Petite note aux lecteurs de « Mode de jouir au féminin »

Ce livre que tu as entre les mains, cher lecteur, en dépit de son apparence tranquille et savante, est une machine, un appareil dont il vaut mieux savoir qu’on n’y entre pas sans ressentir quelques effets.

L’objet nous est présenté à la manière de Dalí, enfant à la plage soulevant la surface de l’eau comme un tapis. Marie-Hélène Brousse, elle aussi enfant, elle aussi à la plage, se trouve prise dans un circuit – aller-retour-aller-retour –, du littoral de la mer aux pieds de sa mère enceinte. Munie d’un seau, l’enfant s’est mis à la tâche de « vider la mèr(e) » [1]. C’est du sérieux, dans les deux sens du terme, puisque le geste fera série.

Projet impossible, dira-t-on, voué à l’échec. Et bien non, pas d’échec quand un impossible se laisse tisser, troiser [2], par la machinerie du sinthome, moyennant un transfert analytique, et pas sans le consentement du sujet.

Dès lors, désir de la mère et désir de l’analyste devront être sérieusement dissociés, ainsi que M.-H. Brousse le détaille, d’abord par son travail d’analysante, par son élaboration comme psychanalyste ensuite.
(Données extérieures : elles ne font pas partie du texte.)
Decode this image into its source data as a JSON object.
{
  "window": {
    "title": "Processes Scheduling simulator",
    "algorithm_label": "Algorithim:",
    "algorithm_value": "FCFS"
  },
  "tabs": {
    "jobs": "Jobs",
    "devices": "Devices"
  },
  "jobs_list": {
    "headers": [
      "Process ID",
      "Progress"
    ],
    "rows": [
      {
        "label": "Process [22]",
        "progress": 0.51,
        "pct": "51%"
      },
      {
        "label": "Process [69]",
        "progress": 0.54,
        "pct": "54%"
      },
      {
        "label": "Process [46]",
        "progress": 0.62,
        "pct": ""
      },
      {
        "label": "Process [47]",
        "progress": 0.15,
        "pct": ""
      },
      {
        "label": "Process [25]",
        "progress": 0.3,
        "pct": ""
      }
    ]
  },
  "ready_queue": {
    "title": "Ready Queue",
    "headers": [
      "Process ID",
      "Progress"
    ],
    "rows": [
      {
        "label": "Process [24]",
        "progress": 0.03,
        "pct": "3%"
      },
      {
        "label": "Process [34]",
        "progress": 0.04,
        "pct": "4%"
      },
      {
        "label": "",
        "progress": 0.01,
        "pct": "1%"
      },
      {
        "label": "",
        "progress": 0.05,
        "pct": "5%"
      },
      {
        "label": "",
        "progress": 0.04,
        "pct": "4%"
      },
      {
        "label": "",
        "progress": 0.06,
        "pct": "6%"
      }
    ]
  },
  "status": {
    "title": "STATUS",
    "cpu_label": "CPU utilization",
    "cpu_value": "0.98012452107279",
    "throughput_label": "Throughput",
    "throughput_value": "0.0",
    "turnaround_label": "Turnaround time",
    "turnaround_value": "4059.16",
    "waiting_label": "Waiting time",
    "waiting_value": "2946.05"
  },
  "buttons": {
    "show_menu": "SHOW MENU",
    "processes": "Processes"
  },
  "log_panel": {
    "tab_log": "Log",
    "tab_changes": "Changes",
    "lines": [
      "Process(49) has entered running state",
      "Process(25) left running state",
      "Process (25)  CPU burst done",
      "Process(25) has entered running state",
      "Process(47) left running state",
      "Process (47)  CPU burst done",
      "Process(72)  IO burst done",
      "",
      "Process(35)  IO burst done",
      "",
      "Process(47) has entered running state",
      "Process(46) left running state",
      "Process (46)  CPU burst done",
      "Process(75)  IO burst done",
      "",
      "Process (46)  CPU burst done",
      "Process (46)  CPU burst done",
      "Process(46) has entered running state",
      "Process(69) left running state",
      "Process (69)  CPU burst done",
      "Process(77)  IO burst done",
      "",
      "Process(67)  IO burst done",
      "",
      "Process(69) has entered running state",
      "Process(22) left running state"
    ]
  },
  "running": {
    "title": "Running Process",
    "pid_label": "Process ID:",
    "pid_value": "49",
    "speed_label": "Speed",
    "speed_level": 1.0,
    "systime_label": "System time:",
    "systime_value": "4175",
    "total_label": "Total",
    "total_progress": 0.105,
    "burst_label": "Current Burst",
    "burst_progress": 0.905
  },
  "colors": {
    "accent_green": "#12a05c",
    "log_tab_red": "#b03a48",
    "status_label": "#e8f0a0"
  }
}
Ce livre est le témoignage vivant de la manière dont elle a su trouver à chaque moment de son existence d’autres plages pour poursuivre cette tâche du vidage.
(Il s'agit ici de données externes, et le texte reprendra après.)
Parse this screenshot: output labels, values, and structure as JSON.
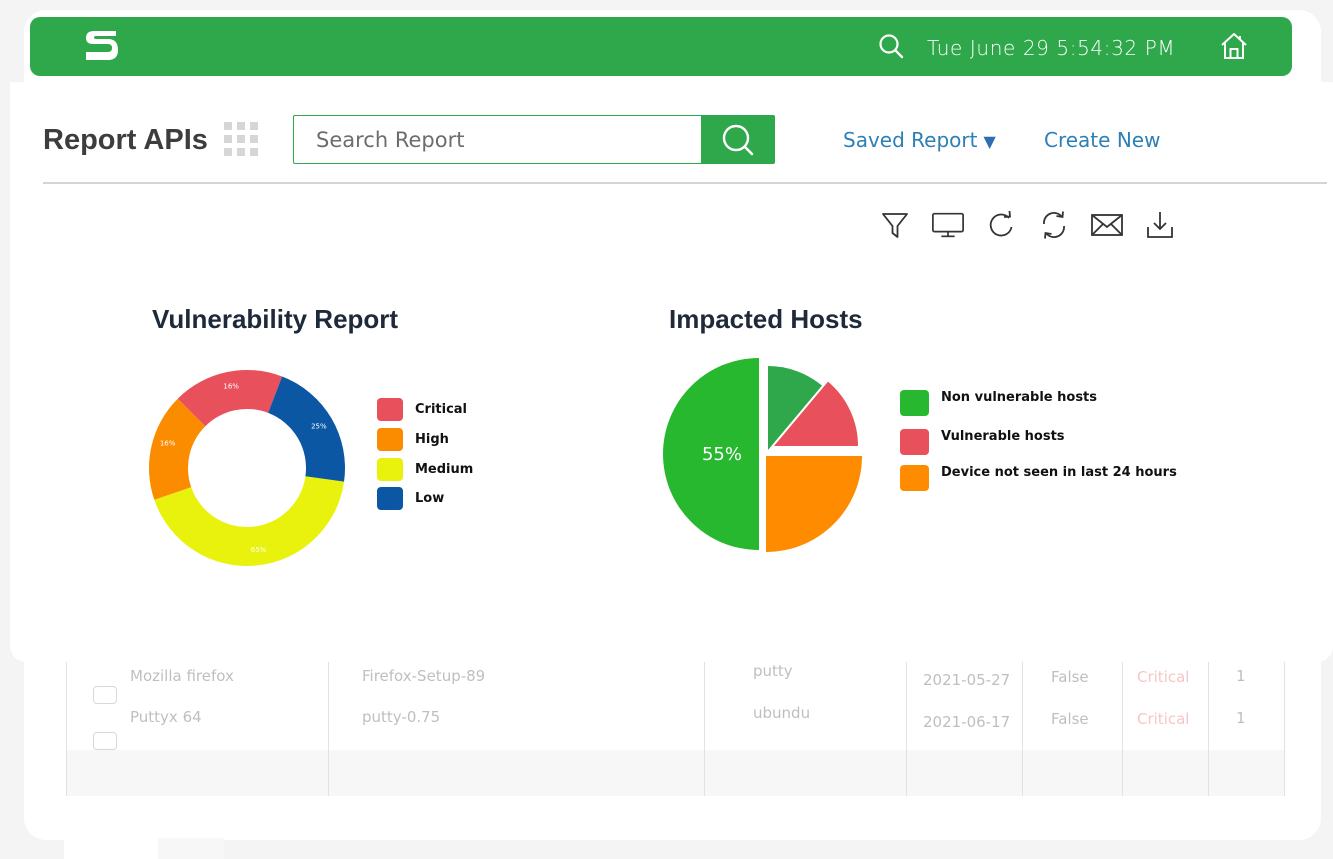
{
  "header": {
    "datetime": "Tue June 29 5:54:32 PM",
    "logo_letter": "S",
    "icons": [
      "logo-s-icon",
      "search-icon",
      "home-icon"
    ]
  },
  "toolbar_top": {
    "title": "Report APIs",
    "search_placeholder": "Search Report",
    "saved_report": "Saved Report",
    "create_new": "Create New"
  },
  "action_icons": [
    "filter-icon",
    "monitor-icon",
    "refresh-icon",
    "sync-icon",
    "mail-icon",
    "download-icon"
  ],
  "colors": {
    "brand_green": "#2ea84a",
    "link_blue": "#2d7fb6",
    "critical": "#e8505b",
    "high": "#fb8c00",
    "medium": "#e8f20c",
    "low": "#0b57a3",
    "non_vulnerable": "#28b82f",
    "vulnerable": "#e8505b",
    "not_seen": "#ff8c00"
  },
  "chart_data": [
    {
      "type": "pie",
      "title": "Vulnerability Report",
      "donut": true,
      "categories": [
        "Critical",
        "High",
        "Medium",
        "Low"
      ],
      "values": [
        16,
        16,
        65,
        25
      ],
      "labels": [
        "16%",
        "16%",
        "65%",
        "25%"
      ],
      "legend_position": "right"
    },
    {
      "type": "pie",
      "title": "Impacted Hosts",
      "categories": [
        "Non vulnerable hosts",
        "Vulnerable hosts",
        "Device not seen in last 24 hours"
      ],
      "values": [
        55,
        20,
        25
      ],
      "labels": [
        "55%"
      ],
      "legend_position": "right"
    }
  ],
  "table": {
    "rows": [
      {
        "name": "Mozilla firefox",
        "file": "Firefox-Setup-89",
        "host": "putty",
        "date": "2021-05-27",
        "flag": "False",
        "severity": "Critical",
        "count": "1"
      },
      {
        "name": "Puttyx 64",
        "file": "putty-0.75",
        "host": "ubundu",
        "date": "2021-06-17",
        "flag": "False",
        "severity": "Critical",
        "count": "1"
      }
    ]
  }
}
Une trouvaille a vu le jour au cœur de cette tâche, trou-vaille, oserais-je dire, lorsque l’auteur indique sa rencontre cruciale avec ce que Jacques-Alain Miller a dégagé comme « la place de plus personne » [3], comme étant la place de l’analyste. Dès lors, la notion de vide accompagnera et orientera le trajet, puisque, paradoxalement, ce vide n’est ni la fin du voyage ni le dernier mot.
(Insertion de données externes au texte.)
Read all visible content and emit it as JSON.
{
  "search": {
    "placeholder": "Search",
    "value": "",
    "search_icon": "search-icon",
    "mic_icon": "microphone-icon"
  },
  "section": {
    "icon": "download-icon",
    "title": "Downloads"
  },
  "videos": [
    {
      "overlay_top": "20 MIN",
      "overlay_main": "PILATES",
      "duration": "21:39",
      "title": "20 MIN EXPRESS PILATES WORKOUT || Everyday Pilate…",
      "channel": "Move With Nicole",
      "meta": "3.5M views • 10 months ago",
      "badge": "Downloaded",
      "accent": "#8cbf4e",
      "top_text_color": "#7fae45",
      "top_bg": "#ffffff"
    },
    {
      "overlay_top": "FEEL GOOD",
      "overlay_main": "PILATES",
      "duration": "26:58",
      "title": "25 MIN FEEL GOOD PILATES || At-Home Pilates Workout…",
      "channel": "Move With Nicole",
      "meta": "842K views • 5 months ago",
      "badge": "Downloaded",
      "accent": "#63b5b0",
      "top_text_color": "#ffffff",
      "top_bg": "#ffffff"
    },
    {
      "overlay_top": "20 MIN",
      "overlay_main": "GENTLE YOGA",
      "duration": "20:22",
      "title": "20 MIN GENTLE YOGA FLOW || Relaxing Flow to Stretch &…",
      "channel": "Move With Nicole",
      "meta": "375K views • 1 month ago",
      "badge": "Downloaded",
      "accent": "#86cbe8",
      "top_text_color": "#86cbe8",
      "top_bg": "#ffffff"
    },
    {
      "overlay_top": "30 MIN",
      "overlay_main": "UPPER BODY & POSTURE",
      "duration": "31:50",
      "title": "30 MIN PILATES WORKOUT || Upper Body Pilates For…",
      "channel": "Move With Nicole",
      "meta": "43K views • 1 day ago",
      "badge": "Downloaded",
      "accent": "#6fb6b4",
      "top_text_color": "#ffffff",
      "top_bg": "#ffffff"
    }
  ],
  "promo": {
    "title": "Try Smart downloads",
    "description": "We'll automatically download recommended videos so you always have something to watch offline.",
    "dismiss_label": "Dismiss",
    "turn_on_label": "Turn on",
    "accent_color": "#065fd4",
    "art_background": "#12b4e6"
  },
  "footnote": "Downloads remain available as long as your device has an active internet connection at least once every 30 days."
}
Pour faire place au désir de l’analyste il faudra encore vider le vide. La place de ce désir, s’il y en a une, implique de produire, dans l’expérience du transfert, non seulement un vidage de l’Autre, maternel ou linguistique, mais aussi bien de dégager un trou au cœur même de la subjectivité.

En effet, tous les vides ne sont pas équivalents, et le vide qui importe à la fin d’une analyse, seule la machine de l’équivoque arrive à le perforer. C’est pourquoi je trouve particulièrement éclairante la formule de M.-H. Brousse : « c’est l’équivoque qui met au travail la matière sonore et donc corporelle du langage » [4].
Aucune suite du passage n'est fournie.